What Can Happen If You Use An Expired Sunscreen?
Chemical sunscreens contain ingredients such as avobenzone, homosalate, and oxybenzone, which start oxidizing after the expiry date. As a result, such sunscreens don’t spread on your skin properly. This can cause:
- A terrible sunburn
- Skin allergies caused by the expired ingredients (contact reactions)
Although mineral sunscreens do not oxidize, the degrading ingredients will be less effective and may cause skin issues. But, sometimes, the sunscreen can start degrading even before the expiry date. In such cases, it won’t be as effective as it should be.
There are some triggers that can cause it to expire even before its date.

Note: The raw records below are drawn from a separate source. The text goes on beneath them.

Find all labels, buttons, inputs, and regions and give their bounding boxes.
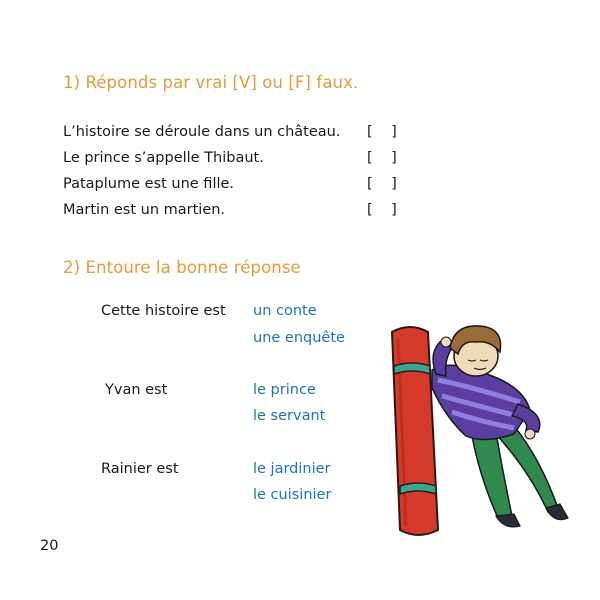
statement-1: L’histoire se déroule dans un château. [63, 124, 341, 140]
statement-4: Martin est un martien. [63, 202, 226, 218]
answer-box-4[interactable]: [ ] [367, 202, 397, 218]
option-une-enquete[interactable]: une enquête [253, 330, 345, 346]
answer-box-2[interactable]: [ ] [367, 150, 397, 166]
pillar [392, 327, 438, 535]
question-1-title: 1) Réponds par vrai [V] ou [F] faux. [63, 73, 359, 92]
statement-3: Pataplume est une fille. [63, 176, 235, 192]
option-le-servant[interactable]: le servant [253, 408, 326, 424]
prompt-yvan: Yvan est [105, 382, 168, 398]
answer-box-1[interactable]: [ ] [367, 124, 397, 140]
option-le-prince[interactable]: le prince [253, 382, 316, 398]
prompt-cette-histoire: Cette histoire est [101, 303, 226, 319]
prompt-rainier: Rainier est [101, 461, 179, 477]
option-le-jardinier[interactable]: le jardinier [253, 461, 331, 477]
boy-leaning-on-pillar-illustration [380, 318, 570, 548]
statement-2: Le prince s’appelle Thibaut. [63, 150, 264, 166]
option-un-conte[interactable]: un conte [253, 303, 317, 319]
answer-box-3[interactable]: [ ] [367, 176, 397, 192]
page-number: 20 [40, 538, 59, 554]
option-le-cuisinier[interactable]: le cuisinier [253, 487, 332, 503]
question-2-title: 2) Entoure la bonne réponse [63, 258, 301, 277]
legs [472, 426, 568, 527]
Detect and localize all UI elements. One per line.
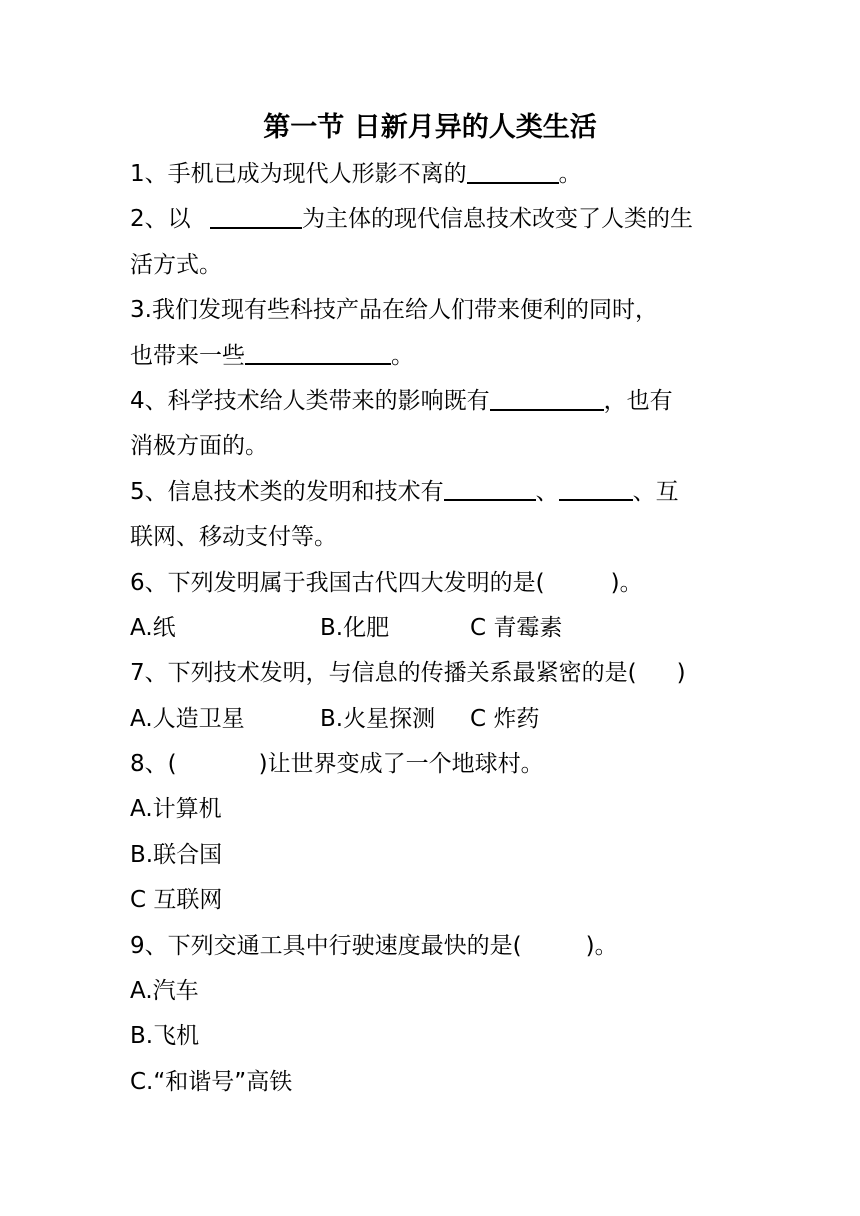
question-8 <box>130 742 740 787</box>
answer-blank[interactable] <box>444 476 536 501</box>
question-5 <box>130 470 740 515</box>
question-text: 7、下列技术发明，与信息的传播关系最紧密的是( <box>130 660 637 687</box>
page-title: 第一节 日新月异的人类生活 <box>263 112 597 143</box>
question-text: 活方式。 <box>130 251 222 278</box>
question-5-continued <box>130 515 740 560</box>
option-b[interactable]: B.联合国 <box>130 841 223 868</box>
question-text: ，也有 <box>603 387 673 414</box>
question-text: 、 <box>535 478 559 505</box>
question-text: )。 <box>585 932 618 959</box>
question-text: 9、下列交通工具中行驶速度最快的是( <box>130 932 522 959</box>
question-list <box>130 152 740 1105</box>
option-a[interactable]: A.汽车 <box>130 978 199 1005</box>
option-a[interactable]: A.人造卫星 <box>130 705 245 732</box>
question-text: 、互 <box>632 478 679 505</box>
question-3 <box>130 288 740 333</box>
option-a[interactable]: A.计算机 <box>130 796 222 823</box>
question-text: 为主体的现代信息技术改变了人类的生 <box>301 206 693 233</box>
answer-blank[interactable] <box>210 204 302 229</box>
question-3-continued <box>130 334 740 379</box>
answer-blank[interactable] <box>490 386 604 411</box>
question-text: 8、( <box>130 751 177 778</box>
question-text: 消极方面的。 <box>130 433 268 460</box>
question-text: 5、信息技术类的发明和技术有 <box>130 478 444 505</box>
option-b[interactable]: B.化肥 <box>320 614 390 641</box>
answer-blank[interactable] <box>245 340 391 365</box>
option-a[interactable]: A.纸 <box>130 614 176 641</box>
question-text: )让世界变成了一个地球村。 <box>258 751 544 778</box>
option-c[interactable]: C 炸药 <box>470 705 540 732</box>
question-4-continued <box>130 424 740 469</box>
question-9 <box>130 924 740 969</box>
question-text: 6、下列发明属于我国古代四大发明的是( <box>130 569 545 596</box>
option-b[interactable]: B.火星探测 <box>320 705 436 732</box>
answer-blank[interactable] <box>467 159 559 184</box>
option-c[interactable]: C 互联网 <box>130 887 223 914</box>
question-6 <box>130 561 740 606</box>
question-4 <box>130 379 740 424</box>
question-6-options <box>130 606 740 651</box>
question-text: 4、科学技术给人类带来的影响既有 <box>130 387 490 414</box>
question-text: ) <box>676 660 686 687</box>
question-text: 也带来一些 <box>130 342 245 369</box>
answer-blank[interactable] <box>559 476 633 501</box>
question-7-options <box>130 697 740 742</box>
question-7 <box>130 651 740 696</box>
question-text: 3.我们发现有些科技产品在给人们带来便利的同时， <box>130 297 658 324</box>
question-2 <box>130 197 740 242</box>
question-text: 1、手机已成为现代人形影不离的 <box>130 161 467 187</box>
question-text: 2、以 <box>130 206 198 233</box>
option-c[interactable]: C 青霉素 <box>470 614 563 641</box>
question-1 <box>130 152 740 197</box>
question-text: 。 <box>391 342 414 369</box>
question-text: )。 <box>610 569 643 596</box>
option-b[interactable]: B.飞机 <box>130 1023 200 1050</box>
question-text: 联网、移动支付等。 <box>130 524 337 551</box>
option-c[interactable]: C.“和谐号”高铁 <box>130 1068 293 1095</box>
question-2-continued <box>130 243 740 288</box>
question-text: 。 <box>558 161 582 187</box>
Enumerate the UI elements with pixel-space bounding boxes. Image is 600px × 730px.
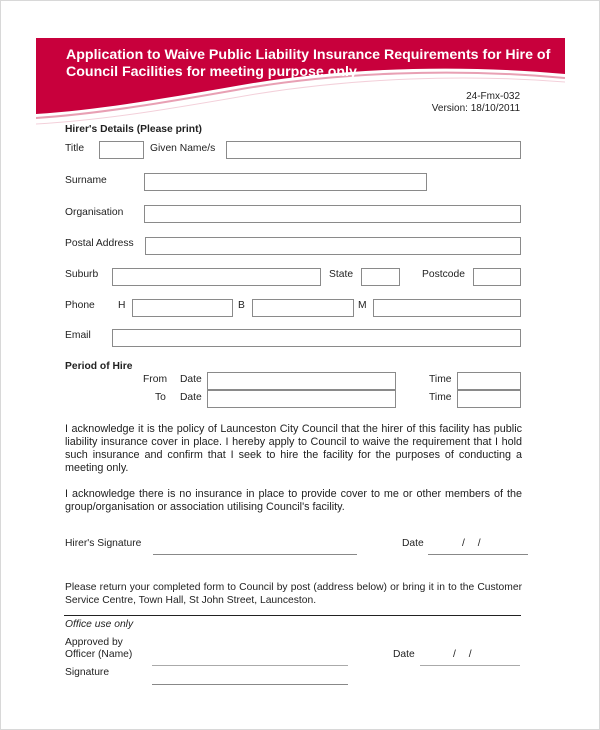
title-label: Title: [65, 143, 85, 154]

How To Store Sunscreen: Things To Avoid Early Expiration
Your sunscreen can endure a lot. But that doesn’t mean you shouldn’t be careful about the way you store it. There are some things you should be cautious about while storing your sunscreen:
- Avoid leaving your sunscreen bottle in direct sunlight. Whether you leave it on the back window of your car or near the window of your house, where it is exposed to direct sunlight, in both scenarios, your sunscreen formula will degrade.
- Store it in a cool area. By “cool area,” I don’t mean the refrigerator. Store it in an area away from direct sunlight. Sunscreens cannot stand temperatures above 77o F (25o C).
- Store it in a dry place. Avoid areas, such as near the bathroom or the kitchen sink. Moisture can make the sunscreen formula unstable and turn it into a breeding ground of bacteria and mold.